In the meantime, if Obama really wants to "send a signal that we are serious" about cutting the deficit, the first place to cut is by shrinking the massive and unaffordable American Empire

  1. close Gitmo immediately, not in 4 years 
  2. save $10 billion per month by bringing all of our troops home from Iraq as fast as possible
  3. save another $2 billion per month with a new, non-military strategy to GetAfghanistanRight
  4. save countless billions by cancelling massively expensive weapon systems like the F22 that even neocon John McCain was willing to cut
  5. close many of the 800 bases in 60 countries

Update 1: On Meet the Press (1/18/09), Rahm Emanuel highlighted Pentagon cost overruns, corporate welfare, and health care costs:

Challenges that needed to be met, responsibilities that needed to be met have not.  So from the era--from the area of, let's just say, in the defense area.. On an annual basis we have about $300 billion in cost overruns. That must be addressed, and we will be addressing it.  Area of subsidies to corporate America, that must be addressed.  And then also, dealing with the bigger obligations of health care costs and their--and what they have done to the federal budget.
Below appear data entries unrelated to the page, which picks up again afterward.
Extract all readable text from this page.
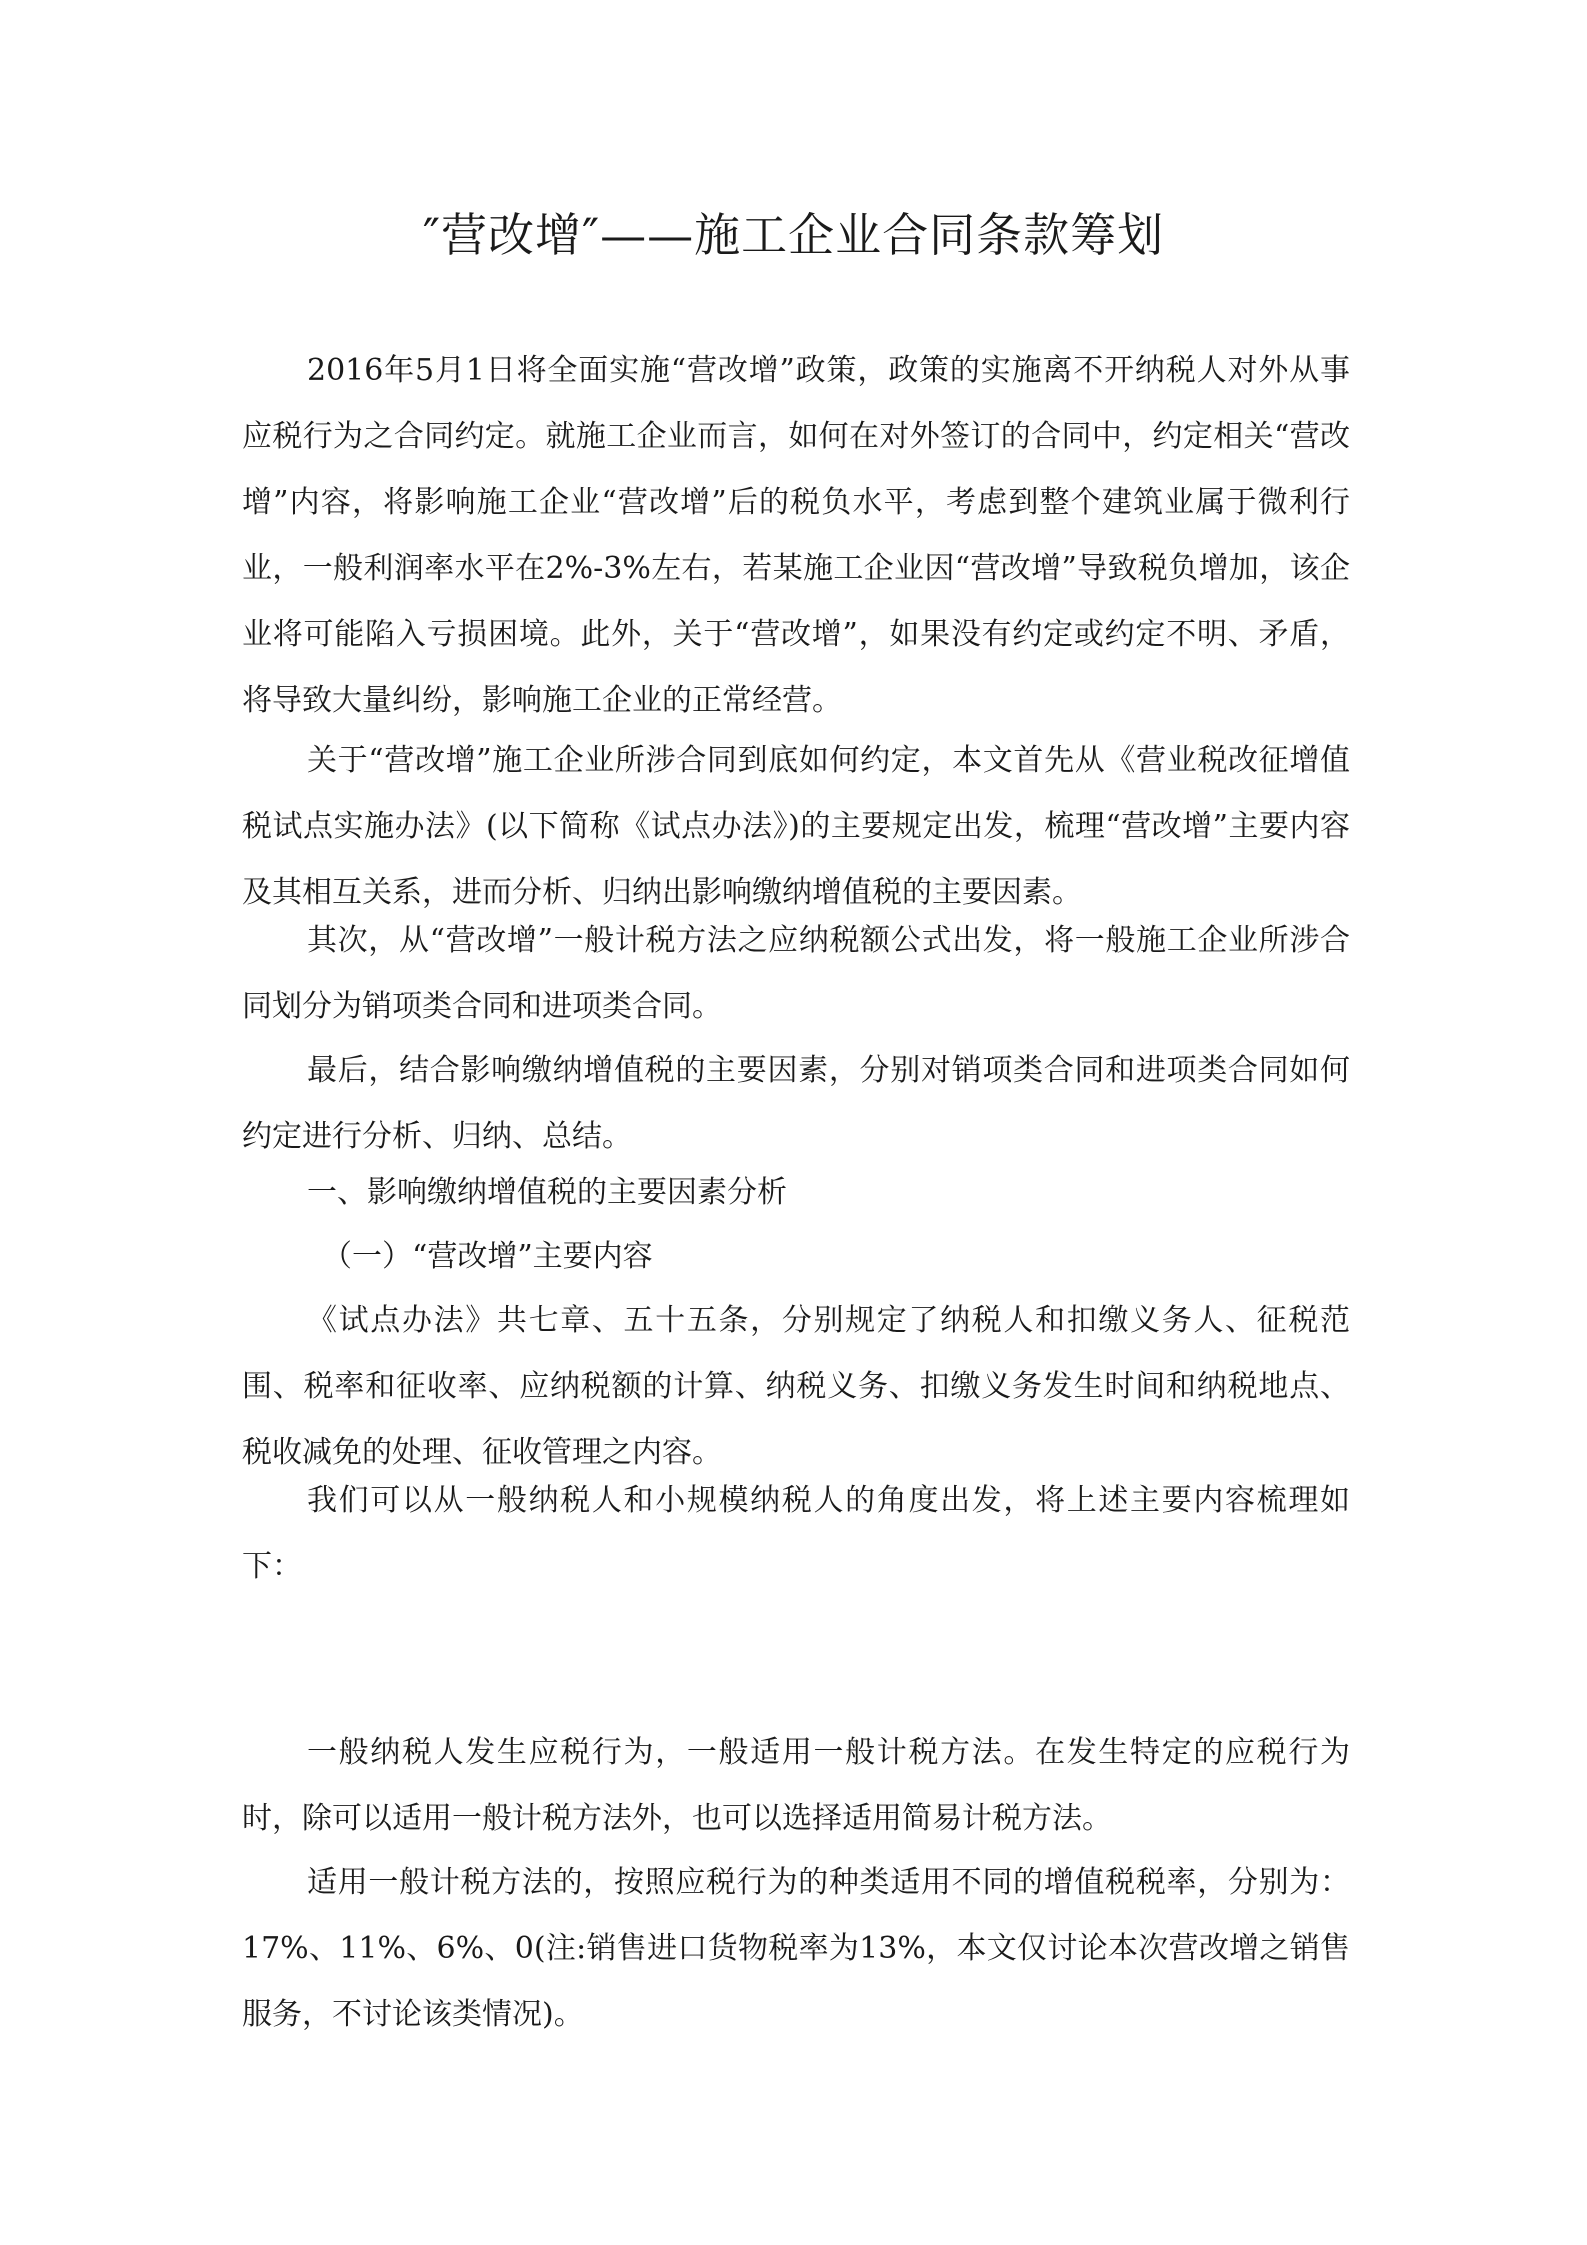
″营改增″——施工企业合同条款筹划

2016年5月1日将全面实施“营改增”政策，政策的实施离不开纳税人对外从事应税行为之合同约定。就施工企业而言，如何在对外签订的合同中，约定相关“营改增”内容，将影响施工企业“营改增”后的税负水平，考虑到整个建筑业属于微利行业，一般利润率水平在2%-3%左右，若某施工企业因“营改增”导致税负增加，该企业将可能陷入亏损困境。此外，关于“营改增”，如果没有约定或约定不明、矛盾，将导致大量纠纷，影响施工企业的正常经营。

关于“营改增”施工企业所涉合同到底如何约定，本文首先从《营业税改征增值税试点实施办法》(以下简称《试点办法》)的主要规定出发，梳理“营改增”主要内容及其相互关系，进而分析、归纳出影响缴纳增值税的主要因素。

其次，从“营改增”一般计税方法之应纳税额公式出发，将一般施工企业所涉合同划分为销项类合同和进项类合同。

最后，结合影响缴纳增值税的主要因素，分别对销项类合同和进项类合同如何约定进行分析、归纳、总结。

一、影响缴纳增值税的主要因素分析

（一）“营改增”主要内容

《试点办法》共七章、五十五条，分别规定了纳税人和扣缴义务人、征税范围、税率和征收率、应纳税额的计算、纳税义务、扣缴义务发生时间和纳税地点、税收减免的处理、征收管理之内容。

我们可以从一般纳税人和小规模纳税人的角度出发，将上述主要内容梳理如下：

一般纳税人发生应税行为，一般适用一般计税方法。在发生特定的应税行为时，除可以适用一般计税方法外，也可以选择适用简易计税方法。

适用一般计税方法的，按照应税行为的种类适用不同的增值税税率，分别为：17%、11%、6%、0(注:销售进口货物税率为13%，本文仅讨论本次营改增之销售服务，不讨论该类情况)。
Chris Bowers was pleased by Emanuel's points:

What is particularly revealing, and exciting, about this passage is that Emanuel not only clearly implies cuts in defense spending are coming, but he places an actual number on it:  "about $300 billion." Further, this figure does not even seem to include money that will be saved by withdrawing troops from Iraq, as Emanuel's language is focused on "cost overruns." Withdrawing from Iraq, and cutting $300 billion in other defense spending, would wipe out the increases in military spending under the Bush administration. It would even reduce military spending to a smaller percentage of the federal budget than it was during the Clinton administration.

Making the public spending aspects of the stimulus plan permanent, cutting defense spending and ending the Bush tax cuts would collectively serve as a an even more progressive re-arrangement of federal spending than President Clinton's 1993 budget. Expand the public expenditure parts of the stimulus, and start running TARP better (more foreclosure mitigation, higher ownership stake in the companies receiving the money, higher rate of return on the preferred stock), and we might be getting close to what Paul Krugman has called a post-bubble re-organization of the economy.